RRF’s precision degrades (4.80 → 2.20) but does not collapse. Even without dual-channel agreement, RRF still outperforms union at every scale. The reason: union sorts by creation date descending, which at 1,000+ entries surfaces only background noise (the most recently inserted entries). RRF interleaves the FTS and vector rankings by score, preserving whatever signal each channel found individually. The mechanism is no longer “reward entries found by both channels” — it is “combine two imperfect rankings into one less-imperfect ranking.”
Union collapses catastrophically.
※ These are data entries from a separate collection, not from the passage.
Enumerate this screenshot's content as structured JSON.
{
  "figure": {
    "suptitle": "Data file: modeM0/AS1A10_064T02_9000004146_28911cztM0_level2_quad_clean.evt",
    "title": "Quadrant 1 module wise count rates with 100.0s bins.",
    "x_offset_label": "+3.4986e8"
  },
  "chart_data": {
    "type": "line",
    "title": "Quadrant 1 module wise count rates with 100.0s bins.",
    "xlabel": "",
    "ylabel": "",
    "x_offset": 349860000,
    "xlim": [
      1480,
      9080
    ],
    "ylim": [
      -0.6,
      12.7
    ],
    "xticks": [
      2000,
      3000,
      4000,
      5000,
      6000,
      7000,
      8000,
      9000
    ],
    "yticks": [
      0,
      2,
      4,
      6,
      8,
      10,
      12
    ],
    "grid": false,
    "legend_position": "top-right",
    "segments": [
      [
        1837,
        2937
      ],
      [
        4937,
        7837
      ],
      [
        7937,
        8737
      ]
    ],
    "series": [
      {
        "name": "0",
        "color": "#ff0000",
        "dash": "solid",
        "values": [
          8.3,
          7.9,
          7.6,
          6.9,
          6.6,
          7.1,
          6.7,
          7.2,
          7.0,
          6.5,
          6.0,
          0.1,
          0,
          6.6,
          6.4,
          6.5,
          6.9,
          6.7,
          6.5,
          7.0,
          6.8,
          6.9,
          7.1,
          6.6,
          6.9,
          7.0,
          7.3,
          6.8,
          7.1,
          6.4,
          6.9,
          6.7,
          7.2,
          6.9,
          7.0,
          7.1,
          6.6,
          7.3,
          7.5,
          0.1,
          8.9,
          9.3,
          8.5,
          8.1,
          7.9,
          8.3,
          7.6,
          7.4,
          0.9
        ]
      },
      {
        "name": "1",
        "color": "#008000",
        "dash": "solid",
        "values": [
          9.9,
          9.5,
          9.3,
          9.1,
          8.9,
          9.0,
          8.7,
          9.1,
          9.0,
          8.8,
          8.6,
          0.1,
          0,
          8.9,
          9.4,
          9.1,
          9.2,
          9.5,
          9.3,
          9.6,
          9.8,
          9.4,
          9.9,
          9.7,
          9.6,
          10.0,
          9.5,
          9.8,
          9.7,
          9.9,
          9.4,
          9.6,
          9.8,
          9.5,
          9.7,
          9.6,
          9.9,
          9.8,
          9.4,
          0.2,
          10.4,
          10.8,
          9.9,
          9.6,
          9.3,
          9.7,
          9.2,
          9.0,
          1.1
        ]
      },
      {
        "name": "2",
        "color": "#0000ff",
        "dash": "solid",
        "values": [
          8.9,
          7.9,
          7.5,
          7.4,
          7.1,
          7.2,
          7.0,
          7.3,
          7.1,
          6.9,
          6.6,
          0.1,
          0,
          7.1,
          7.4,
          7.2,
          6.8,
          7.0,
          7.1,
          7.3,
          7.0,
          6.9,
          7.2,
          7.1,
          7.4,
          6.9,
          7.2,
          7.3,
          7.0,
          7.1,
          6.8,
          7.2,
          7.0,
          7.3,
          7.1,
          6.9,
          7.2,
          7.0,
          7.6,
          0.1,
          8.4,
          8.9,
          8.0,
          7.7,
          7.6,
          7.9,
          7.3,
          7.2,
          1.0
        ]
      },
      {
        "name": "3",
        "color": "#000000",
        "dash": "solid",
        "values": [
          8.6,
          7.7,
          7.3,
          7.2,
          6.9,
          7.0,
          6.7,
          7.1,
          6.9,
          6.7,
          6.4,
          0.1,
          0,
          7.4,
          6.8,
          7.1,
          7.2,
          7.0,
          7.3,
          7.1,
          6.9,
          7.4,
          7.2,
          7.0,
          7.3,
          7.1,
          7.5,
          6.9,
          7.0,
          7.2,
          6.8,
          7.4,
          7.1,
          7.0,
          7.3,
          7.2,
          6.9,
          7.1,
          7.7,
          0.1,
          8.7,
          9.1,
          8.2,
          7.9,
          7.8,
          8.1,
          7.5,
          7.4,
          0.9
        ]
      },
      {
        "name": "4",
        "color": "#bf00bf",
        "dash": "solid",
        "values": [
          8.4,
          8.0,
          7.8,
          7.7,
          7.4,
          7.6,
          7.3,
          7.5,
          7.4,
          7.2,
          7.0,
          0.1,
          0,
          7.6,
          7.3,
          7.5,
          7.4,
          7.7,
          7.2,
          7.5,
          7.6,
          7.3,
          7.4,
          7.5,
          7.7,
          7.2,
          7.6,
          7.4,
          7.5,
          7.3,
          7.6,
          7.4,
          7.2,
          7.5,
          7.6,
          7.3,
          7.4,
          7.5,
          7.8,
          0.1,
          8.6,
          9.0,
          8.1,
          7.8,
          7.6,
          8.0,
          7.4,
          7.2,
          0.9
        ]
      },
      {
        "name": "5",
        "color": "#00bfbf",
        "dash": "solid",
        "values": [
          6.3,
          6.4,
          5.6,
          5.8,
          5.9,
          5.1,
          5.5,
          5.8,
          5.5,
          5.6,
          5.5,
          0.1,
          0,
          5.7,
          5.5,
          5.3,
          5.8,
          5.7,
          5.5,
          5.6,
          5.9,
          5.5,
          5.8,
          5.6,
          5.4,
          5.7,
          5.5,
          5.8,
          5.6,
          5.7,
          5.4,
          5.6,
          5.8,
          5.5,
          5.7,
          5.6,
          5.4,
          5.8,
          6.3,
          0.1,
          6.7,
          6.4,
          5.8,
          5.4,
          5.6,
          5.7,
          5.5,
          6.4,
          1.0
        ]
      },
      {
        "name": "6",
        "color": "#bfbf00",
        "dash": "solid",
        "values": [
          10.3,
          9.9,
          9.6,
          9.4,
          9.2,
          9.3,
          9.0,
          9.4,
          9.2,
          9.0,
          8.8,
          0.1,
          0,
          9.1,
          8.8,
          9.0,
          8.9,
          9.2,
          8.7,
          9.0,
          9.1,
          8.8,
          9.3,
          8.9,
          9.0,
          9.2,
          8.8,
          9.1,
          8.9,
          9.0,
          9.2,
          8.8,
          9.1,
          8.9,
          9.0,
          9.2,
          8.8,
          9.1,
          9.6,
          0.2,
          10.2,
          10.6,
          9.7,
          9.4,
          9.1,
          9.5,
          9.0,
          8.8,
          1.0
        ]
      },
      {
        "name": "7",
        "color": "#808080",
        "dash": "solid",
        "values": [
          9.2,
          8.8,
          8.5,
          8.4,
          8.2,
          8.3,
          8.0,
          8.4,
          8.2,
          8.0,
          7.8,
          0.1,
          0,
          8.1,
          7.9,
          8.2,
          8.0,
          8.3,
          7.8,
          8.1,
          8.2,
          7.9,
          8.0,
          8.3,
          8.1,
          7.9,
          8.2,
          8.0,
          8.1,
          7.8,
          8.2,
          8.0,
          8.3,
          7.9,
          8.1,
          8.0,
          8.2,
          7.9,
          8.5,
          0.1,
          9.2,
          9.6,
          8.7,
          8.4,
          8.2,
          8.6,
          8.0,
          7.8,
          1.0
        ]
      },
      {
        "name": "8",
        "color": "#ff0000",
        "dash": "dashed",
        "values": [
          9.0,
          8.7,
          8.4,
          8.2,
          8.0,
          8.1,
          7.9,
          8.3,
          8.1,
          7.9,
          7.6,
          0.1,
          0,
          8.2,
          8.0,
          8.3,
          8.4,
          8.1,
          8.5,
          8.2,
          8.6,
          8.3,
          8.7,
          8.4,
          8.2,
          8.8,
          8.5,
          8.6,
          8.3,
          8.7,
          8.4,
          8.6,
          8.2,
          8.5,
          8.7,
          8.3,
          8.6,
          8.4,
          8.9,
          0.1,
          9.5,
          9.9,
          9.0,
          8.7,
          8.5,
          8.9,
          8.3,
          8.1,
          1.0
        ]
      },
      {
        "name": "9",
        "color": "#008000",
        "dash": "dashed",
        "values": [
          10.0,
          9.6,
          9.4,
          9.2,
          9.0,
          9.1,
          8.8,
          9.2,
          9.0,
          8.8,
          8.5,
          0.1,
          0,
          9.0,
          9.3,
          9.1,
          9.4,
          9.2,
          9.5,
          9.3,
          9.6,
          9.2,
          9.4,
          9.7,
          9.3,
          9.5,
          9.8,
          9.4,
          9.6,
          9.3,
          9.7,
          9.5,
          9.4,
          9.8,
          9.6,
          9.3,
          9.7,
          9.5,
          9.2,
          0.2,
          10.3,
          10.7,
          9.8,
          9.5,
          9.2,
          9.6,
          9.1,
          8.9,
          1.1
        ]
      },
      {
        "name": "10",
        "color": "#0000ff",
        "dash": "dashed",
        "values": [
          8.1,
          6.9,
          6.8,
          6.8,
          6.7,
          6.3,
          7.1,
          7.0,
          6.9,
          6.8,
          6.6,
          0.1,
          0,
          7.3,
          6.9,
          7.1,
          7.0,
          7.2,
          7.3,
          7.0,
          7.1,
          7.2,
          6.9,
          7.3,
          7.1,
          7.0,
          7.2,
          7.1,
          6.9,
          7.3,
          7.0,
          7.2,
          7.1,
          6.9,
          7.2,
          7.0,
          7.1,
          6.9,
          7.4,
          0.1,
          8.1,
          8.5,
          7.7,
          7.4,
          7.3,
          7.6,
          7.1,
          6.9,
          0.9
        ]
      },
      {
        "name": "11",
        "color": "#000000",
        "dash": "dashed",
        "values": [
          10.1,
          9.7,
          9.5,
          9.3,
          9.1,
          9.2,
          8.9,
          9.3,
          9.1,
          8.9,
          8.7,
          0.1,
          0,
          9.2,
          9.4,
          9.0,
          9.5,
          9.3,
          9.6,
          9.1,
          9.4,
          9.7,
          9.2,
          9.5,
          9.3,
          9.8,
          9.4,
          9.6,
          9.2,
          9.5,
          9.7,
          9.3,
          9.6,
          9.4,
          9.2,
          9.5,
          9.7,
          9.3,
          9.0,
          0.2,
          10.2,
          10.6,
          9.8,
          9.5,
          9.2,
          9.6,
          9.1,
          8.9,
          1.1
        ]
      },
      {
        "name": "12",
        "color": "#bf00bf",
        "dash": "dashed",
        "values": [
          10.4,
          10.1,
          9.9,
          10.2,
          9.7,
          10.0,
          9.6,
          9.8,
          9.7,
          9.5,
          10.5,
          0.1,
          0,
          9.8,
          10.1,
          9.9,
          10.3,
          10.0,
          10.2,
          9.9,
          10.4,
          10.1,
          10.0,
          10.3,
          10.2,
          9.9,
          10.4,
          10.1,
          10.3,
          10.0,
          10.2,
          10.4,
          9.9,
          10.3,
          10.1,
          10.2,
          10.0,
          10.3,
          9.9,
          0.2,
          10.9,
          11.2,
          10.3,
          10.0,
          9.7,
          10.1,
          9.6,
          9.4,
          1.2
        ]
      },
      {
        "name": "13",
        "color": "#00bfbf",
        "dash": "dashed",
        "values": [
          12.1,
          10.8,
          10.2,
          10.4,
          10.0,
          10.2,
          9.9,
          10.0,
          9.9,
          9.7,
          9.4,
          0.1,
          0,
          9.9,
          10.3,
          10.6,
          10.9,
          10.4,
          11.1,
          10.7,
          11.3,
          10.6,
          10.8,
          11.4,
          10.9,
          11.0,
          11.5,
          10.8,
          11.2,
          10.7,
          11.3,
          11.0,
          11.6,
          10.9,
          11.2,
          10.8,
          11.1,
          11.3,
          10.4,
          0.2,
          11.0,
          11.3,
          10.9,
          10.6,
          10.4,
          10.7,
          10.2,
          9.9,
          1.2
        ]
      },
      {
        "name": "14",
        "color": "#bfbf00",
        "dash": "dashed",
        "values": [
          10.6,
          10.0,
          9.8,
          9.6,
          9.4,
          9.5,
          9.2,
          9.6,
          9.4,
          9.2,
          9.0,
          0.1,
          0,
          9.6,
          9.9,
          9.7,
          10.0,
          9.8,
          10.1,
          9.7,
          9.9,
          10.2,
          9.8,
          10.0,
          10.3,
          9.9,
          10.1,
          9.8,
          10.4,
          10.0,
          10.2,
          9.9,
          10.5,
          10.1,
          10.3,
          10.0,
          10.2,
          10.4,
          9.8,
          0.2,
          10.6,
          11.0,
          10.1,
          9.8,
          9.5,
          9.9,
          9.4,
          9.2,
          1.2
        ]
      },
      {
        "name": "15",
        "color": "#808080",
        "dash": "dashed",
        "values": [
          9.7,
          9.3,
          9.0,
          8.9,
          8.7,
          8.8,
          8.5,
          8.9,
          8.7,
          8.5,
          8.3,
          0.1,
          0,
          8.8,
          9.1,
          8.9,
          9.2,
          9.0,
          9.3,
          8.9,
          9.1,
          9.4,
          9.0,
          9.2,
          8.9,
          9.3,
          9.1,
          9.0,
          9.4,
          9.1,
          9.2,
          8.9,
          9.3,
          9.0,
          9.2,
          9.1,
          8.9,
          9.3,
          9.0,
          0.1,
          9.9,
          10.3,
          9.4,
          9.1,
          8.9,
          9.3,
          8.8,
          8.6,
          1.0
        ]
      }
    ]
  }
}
At 1,000 and 10,000 entries, union precision is 0.00/10 for every query. The 120 relevant entries have the lowest IDs (inserted first); the background entries have the highest IDs. Union’s recency sort buries all relevant entries beneath noise. This is not an artifact of the experiment design — in a production memory system where entries accumulate over time, the relevant entries for a query about past decisions are old by definition.
Paraphrase queries show the same degradation pattern:
| Scale | Mean RRF P@10 | Mean Both |
|---|---|---|
| 120 | 4.20/10 | 4.6 |
| 1,000 | 1.20/10 | 0.6 |
| 10,000 | 0.60/10 | 0.2 |
At 10,000 entries, paraphrase queries — the ones most dependent on semantic similarity — score 0.60/10. The embedding model’s semantic signal is diluted by 9,880 background entries competing for the top 20 vector slots.
Limits
Precision at scale. RRF at 10,000 entries achieves 2.20/10 mean precision for direct queries — better than union’s 0.00, but substantially worse than the 4.80/10 at 120 entries. The dual-channel overlap that drives RRF’s advantage at small scale vanishes entirely at large scale. RRF remains better than the alternative but is not sufficient on its own for large corpora.
Paraphrase queries are limited. If most real queries use vocabulary that does not overlap with stored entries, RRF’s dual-channel signal is weaker. At 120 entries, incidental keyword overlap helped; at 10,000, the overlap is drowned by noise entries that share the same common vocabulary.
Equal channel weighting. If vector search is systematically better than FTS for a query type, equal weights dilute the better signal with the worse one. Weighted RRF exists (multiply each channel’s contribution by a coefficient) but adds a tuning parameter that requires labeled data to set correctly.
Union’s recency bias may be desirable. Q10 demonstrated this: when the user wants recent information and the relevant entries happen to be recent, union’s creation-date sort is accidentally effective. RRF replaces recency with agreement. For some query patterns, that is a downgrade.
Noise filtering. RRF improved which relevant entries ranked highest, but it cannot filter out noise when both channels return irrelevant results. The negative queries demonstrate this — RRF faithfully fuses garbage from both channels. A cross-encoder reranker or adaptive cutoff operates downstream of RRF and addresses this gap.
Next
Cross-encoder reranking. The survey identified it as the highest-impact technique after rank fusion. The Qwen3 0.6B reranker runs in ollama. RRF feeds better candidates into the reranker — the two techniques compose.